By: David Lazarus, Israel Today—
A good friend called me this week to ask what I thought of the Year
of Shemitah and what some are saying is the beginning of the end of the
world. He had been following many of the popular Christian and Messianic
books, magazines, videos and sermons prophesying that there would be
devastating financial turmoil in the American economy coinciding with
this year’s Jewish holidays.
I told him it is wrong for Christians and Messianics to make doom and
gloom predictions based on misguided misinterpretations of ancient
Jewish practices. America may very well be on the verge of calling down
God’s judgments because morality has imploded, not because of Jewish
agricultural customs connected to the Land of Israel.
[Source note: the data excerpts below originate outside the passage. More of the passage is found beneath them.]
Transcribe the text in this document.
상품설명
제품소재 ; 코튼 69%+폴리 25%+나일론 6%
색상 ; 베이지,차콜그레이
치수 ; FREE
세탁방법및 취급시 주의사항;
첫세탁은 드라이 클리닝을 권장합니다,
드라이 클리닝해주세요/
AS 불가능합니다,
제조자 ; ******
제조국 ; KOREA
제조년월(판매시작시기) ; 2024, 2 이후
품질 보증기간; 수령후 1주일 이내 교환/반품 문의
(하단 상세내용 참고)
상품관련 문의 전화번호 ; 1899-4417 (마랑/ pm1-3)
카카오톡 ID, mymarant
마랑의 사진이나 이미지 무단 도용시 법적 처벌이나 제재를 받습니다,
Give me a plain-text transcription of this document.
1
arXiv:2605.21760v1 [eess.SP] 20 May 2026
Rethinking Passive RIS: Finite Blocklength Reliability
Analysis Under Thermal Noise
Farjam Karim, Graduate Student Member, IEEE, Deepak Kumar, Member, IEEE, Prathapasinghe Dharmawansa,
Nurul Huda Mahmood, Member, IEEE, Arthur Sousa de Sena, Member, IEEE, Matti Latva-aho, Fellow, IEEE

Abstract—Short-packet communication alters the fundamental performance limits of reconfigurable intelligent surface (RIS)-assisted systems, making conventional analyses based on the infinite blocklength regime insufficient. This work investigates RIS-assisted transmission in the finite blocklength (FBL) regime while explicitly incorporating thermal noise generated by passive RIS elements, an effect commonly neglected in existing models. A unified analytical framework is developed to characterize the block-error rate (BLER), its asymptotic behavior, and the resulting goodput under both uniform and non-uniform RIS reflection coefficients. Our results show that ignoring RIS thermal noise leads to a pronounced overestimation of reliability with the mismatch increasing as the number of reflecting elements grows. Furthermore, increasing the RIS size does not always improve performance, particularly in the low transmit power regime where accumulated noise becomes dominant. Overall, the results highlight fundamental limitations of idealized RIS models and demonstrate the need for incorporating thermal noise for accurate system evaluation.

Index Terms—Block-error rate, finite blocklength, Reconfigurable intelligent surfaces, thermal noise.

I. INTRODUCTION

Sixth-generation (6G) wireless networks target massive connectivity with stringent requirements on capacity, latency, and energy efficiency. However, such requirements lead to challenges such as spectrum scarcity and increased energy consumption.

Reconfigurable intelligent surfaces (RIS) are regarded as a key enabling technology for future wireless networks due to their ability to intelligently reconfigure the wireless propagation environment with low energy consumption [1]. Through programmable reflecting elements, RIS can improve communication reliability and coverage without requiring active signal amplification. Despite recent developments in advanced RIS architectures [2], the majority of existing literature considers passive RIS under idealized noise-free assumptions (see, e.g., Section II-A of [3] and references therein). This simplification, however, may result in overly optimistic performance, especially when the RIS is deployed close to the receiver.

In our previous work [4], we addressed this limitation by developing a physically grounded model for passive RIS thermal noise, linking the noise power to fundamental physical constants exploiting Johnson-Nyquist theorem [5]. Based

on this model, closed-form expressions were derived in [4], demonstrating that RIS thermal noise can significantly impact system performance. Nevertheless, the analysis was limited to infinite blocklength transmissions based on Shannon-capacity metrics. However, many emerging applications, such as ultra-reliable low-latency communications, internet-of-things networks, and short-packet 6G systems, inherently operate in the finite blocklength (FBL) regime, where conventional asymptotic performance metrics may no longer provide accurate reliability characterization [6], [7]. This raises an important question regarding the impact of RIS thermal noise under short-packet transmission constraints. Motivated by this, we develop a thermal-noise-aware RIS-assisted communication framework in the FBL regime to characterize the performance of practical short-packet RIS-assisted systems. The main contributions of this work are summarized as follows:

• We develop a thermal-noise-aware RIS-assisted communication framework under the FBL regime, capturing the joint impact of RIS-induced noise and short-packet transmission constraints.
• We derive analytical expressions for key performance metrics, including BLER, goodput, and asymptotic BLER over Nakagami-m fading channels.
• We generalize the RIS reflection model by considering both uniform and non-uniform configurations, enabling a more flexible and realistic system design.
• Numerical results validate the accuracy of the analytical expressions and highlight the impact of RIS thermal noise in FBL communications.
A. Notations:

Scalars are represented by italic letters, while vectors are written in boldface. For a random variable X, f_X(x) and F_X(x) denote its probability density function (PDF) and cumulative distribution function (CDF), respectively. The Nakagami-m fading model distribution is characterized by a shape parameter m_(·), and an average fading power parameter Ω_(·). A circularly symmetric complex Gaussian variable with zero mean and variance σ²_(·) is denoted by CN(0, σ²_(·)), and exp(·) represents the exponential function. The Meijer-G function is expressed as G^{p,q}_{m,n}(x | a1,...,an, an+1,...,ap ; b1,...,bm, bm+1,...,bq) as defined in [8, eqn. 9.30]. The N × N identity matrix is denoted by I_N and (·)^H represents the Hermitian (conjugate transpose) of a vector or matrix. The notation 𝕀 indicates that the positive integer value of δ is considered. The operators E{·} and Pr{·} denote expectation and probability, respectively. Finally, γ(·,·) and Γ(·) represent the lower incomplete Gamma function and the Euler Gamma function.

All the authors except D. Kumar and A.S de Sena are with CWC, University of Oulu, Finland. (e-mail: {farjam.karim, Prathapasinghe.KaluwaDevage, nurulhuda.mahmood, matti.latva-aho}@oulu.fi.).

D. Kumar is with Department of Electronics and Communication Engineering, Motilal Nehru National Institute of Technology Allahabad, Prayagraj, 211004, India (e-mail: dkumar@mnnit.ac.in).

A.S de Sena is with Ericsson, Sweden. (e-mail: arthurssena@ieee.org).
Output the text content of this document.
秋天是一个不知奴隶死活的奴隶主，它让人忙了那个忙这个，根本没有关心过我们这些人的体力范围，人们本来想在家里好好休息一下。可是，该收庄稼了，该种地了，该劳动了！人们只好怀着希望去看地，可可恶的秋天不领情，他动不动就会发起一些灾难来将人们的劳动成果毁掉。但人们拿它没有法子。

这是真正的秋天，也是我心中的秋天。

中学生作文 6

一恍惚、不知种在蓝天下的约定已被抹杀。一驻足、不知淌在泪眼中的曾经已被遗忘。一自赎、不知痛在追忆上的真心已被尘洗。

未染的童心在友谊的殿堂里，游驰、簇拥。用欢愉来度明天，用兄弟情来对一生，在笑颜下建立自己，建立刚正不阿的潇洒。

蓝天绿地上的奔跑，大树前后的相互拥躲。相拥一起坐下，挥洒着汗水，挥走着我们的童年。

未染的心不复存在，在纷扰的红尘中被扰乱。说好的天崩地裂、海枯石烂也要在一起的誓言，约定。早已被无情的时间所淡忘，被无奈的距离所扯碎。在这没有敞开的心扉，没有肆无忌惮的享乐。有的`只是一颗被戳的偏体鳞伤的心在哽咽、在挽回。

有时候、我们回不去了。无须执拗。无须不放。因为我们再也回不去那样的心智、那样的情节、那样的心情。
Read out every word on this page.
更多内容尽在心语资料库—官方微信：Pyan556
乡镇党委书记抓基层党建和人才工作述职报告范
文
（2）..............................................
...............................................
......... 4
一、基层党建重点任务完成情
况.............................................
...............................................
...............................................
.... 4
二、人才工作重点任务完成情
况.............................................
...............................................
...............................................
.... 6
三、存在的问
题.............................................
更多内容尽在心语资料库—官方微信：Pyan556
Nevertheless, when reports of a fall in the stock markets appeared
just days ahead of the Jewish New Year, Christian and Messianic media
screamed again with headlines of “Bloodbath in Global Markets” and
“Blood Moons.” Of course the temporary drop in stock prices had nothing
to do with the ancient Hebrew practice of resting the land every seven
years, nor with cycles of the moon. Stocks dropped over concerns in the
slowing growth of the Chinese markets, and rebounded quickly because the
American economy is, in fact, getting stronger.
Here is why we must not let ourselves be lead astray by these
sensational, unfounded interpretations of the Hebrew calendar, as I told
Christians and Messianics are wasting precious time and resources
waiting for a financial collapse that never happens. It reminds me of an
old Bedouin Muslim I befriended in the Sinai Desert. When I asked him
why the Bedouin’s don’t plant crops on their land, he replied, “Seven
years ago there was a flood that destroyed all of our crops. It is
Allah’s will that it be destroyed, so why should I plant again?” That is
the Islamic belief in fatalism that prevents progress and development.
Christians who follow these sensational proclamations about the end of
the world likewise paralyze themselves by foolishly believing a lie.
Some Christians might find it convenient to disengage from a world they believe will soon collapse.
Following these unbiblical prophecies is dangerous on many levels. We
are left scratching our heads in unbelief when Christian and Messianic
predictions of collapse based on sensationalistic interpretations of
Scripture continually prove false. Some have lost faith altogether.
Nowadays, these popular predictions of collapse spread like wildfire
over the Internet for all the world to see. What do people think about
Christians obsessed with a financial crisis that never happens, or
red-colored moons that never appear? These sensationalistic
pronouncements have become an embarrassment to the good name of our Lord Jesus and are making a mockery of our Messianic faith. It is hard enough explaining to my people how so many terrible things could happen in the name of Jesus. Now I also have to explain to Israelis why Christians believe that American financial markets will crash on a
Jewish holiday? Oy.
I am not excited about the world ending anytime soon, and I would
appreciate it if Messianic Jews and Christians would stop using
misguided attempts to misinterpret Jewish customs to sow fear. What we
already know to be true about our sinful nature and the state of our
fallen world are more than enough to remind us of the coming judgment.
Sufficient to the day is its own evil.